Saturday, July 23, 2016

Reading the obituaries

I remember my parents reading the obituaries in the paper when I was a kid.  They said it was to keep track of their friends to see if any had died without telling them.

I don't know why, but over the last several years I started looking at them too.  First it was competitive...I'd look at the ages of the people who died who were born around my time and think 'at least I lasted longer than he did'.   Pretty strange I guess, but then I've never been accused of being normal.

More recently though I started scanning them to learn about the people themselves who died.  This cycle started when I was curious to see how many were veterans and what their service was (note to families:  get your loved one's service history straight; I've read some pretty strange accounts of what their deceased supposedly did in the military).
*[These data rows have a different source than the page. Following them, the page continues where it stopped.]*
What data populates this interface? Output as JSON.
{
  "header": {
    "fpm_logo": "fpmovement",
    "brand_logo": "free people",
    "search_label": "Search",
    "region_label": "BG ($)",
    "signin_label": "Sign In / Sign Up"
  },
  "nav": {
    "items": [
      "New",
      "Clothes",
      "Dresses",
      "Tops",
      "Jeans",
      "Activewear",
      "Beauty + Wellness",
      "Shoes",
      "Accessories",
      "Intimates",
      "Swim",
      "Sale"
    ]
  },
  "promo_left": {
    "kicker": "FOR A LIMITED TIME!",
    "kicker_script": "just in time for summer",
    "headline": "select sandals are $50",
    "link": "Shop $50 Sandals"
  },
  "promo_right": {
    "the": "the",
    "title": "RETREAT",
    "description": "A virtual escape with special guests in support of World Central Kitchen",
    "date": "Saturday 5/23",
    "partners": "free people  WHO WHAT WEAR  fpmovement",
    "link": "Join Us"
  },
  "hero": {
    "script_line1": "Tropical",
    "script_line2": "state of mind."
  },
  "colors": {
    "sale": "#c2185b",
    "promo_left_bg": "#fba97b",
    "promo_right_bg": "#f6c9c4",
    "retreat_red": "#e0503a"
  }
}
But now I stop and read about the people and their lives.  Many, like most of us, had regular lives but some, the lives that they lead were amazing.   I glanced at an obituary for a woman who passed away who among other accomplishments was a Playboy Playmate of the Month in the late 50s.  Imagine having that on your resume!  Another that I read today met his wife prior to WW2 as a civilian flight instructor.  What a story there: a girl learning to fly in 1940!  He trained his future wife to fly and when the war started he went to the Navy to be an aviator and she went to be a WASP.  They continued with their remarkable lives post WW2, living a life worthy of a movie.  But she has been gone for awhile and he is now four paragraphs in the local paper. They will fade from view and from memories like so many, many people over the millennia whose unique stories are gone forever.

I've begun to feel it is my duty to read the obituaries and to acknowledge their lives, ordinary and extraordinary, one last time.

Pretty strange I guess, but then I've never been accused of being normal.